I have really been slacking on posting on here, sorry. It has actually been a frustrating few days for me due to how slowly I am progressing. I am slowly making progress, but I am making progress. I just anticipated already having my eggs removed and getting close to transfer time. I originially told my employer that I would return to work on Thursday the 17th but that isn't going to happen, I am looking at not returning until Tuesday May 22nd, but of course they are supportive.
My estrogen levels are taking a longer time to increase and they like the estrogen level to be at 3000. I have went in every single day to be monitored. Every day they follicles have increased and so have my estrogen levels. :) Today my follicles were ranging from 14-21 and my estrogen level yesterday had greatly increased! They are saying I may do my trigger shot tonight or tomorrow and I should know today which day it will be. This means that retreival of the eggs will be Sunday or Monday! I am not going to lie I requested that it be done on Monday if possible because the two best doctors would be preforming the retreival if it is Monday. They are going to try to see if they think I will be okay to wait one additional day, but my blood work will be able to tell them that! I had a long conversation with one of the lead doctors today about my progress and he said that it is completely normal and that they decided to take it slow seeing my age and then the number of follicles that originally popped up. They could have increased my medicine a long time ago but didn't want too. If my ovaries went through to fast of stimulation they could have been damaged forever and they don't want that.
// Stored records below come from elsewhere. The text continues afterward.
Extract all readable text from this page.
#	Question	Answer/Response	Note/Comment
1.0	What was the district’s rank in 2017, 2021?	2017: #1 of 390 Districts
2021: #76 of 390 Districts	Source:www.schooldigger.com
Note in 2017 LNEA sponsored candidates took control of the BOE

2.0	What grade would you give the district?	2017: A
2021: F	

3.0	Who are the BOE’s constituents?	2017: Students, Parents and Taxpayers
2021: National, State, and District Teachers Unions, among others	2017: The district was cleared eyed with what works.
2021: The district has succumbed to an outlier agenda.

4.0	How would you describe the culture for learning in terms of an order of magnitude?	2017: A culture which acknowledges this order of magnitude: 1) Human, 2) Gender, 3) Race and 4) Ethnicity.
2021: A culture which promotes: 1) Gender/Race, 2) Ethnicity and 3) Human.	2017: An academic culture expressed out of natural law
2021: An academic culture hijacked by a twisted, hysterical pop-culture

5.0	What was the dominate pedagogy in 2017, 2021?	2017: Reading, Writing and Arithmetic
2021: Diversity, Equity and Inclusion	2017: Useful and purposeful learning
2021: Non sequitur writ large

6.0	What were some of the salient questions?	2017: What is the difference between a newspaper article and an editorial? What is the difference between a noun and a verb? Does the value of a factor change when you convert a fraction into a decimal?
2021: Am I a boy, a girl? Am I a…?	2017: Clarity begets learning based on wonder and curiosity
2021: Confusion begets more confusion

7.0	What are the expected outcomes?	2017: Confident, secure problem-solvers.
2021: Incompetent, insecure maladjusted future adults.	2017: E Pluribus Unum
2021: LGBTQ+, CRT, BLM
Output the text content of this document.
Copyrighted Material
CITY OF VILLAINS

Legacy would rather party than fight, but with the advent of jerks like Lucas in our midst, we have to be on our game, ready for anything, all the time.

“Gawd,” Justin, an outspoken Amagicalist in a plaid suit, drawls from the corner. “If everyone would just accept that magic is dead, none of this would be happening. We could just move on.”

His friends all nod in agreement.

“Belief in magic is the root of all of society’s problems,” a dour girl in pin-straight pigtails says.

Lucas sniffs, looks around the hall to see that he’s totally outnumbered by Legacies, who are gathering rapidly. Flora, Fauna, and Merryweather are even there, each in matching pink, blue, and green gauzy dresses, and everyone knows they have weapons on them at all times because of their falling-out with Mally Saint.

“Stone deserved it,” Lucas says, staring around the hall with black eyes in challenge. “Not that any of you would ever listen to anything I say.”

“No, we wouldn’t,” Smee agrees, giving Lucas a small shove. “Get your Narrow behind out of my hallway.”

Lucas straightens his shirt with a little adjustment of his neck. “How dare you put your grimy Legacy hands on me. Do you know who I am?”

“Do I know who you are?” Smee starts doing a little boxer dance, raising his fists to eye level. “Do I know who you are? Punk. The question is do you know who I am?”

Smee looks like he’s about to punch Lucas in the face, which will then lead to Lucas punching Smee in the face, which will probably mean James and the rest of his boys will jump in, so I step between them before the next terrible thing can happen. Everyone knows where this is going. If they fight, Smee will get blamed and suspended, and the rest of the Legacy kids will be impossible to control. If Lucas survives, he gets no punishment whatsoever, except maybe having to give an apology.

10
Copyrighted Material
My amazing Mom is flying out to be with me on Tuesday night and she is bringing my little brother who everyone knows is the love of my life! I am so excited for her to be able to enjoy this journey with me! My husband came in Wednesday night. He has been able to make it to some of the appointments which we didn't expect so that is a good thing! I have still been working every single day trying to get this property in some type of order. I decided to not work at all today though because I woke up in severe pain and I am having a lot of nausea. The doctors said this is normal due to the size that my ovaries are becoming. He wants to drive around and site see today and I agreed as long as I am able to sit in the car, lol. We are trying to treat this as a vacation so that we can relax and not think about all the technical stuff but it's hard for me considering I have worked every single day since I have been here. I am also going to get a massage today because I haven't had one in a few days. I think I may have to buy more now that everything has been pushed back because I only have two left. But we will see. Milena is at the hospital now preparing for retreival.... I am so excited for her! I am sad though because she is going home for the weekend and then only coming back for the transfer so I really won't see her to much anymore. We will stay in touch though because she lives so close to me. I am so glad I had her because without her I don't know what I would have done when my husband wasn't here. Everyone say a prayer for her to have an awesome retrieval rate and successful pregnancy of course..... and continue the prayers for me as well!
I will be sure to update after we go "site-seeing" today.
This is such a great post, so glad to hear you had a heart to heart with the lead doctor, it is everything I thought, they know what they are doing!!! I cannot wait to get on that plane Tuesday afternoon, you know how I hate to fly, but coming to you, baby, it's just a thing! Koda and I will be there to spend the rest of the week with you!!! I love you so much sweetheart, momma is so so proud of you!!!!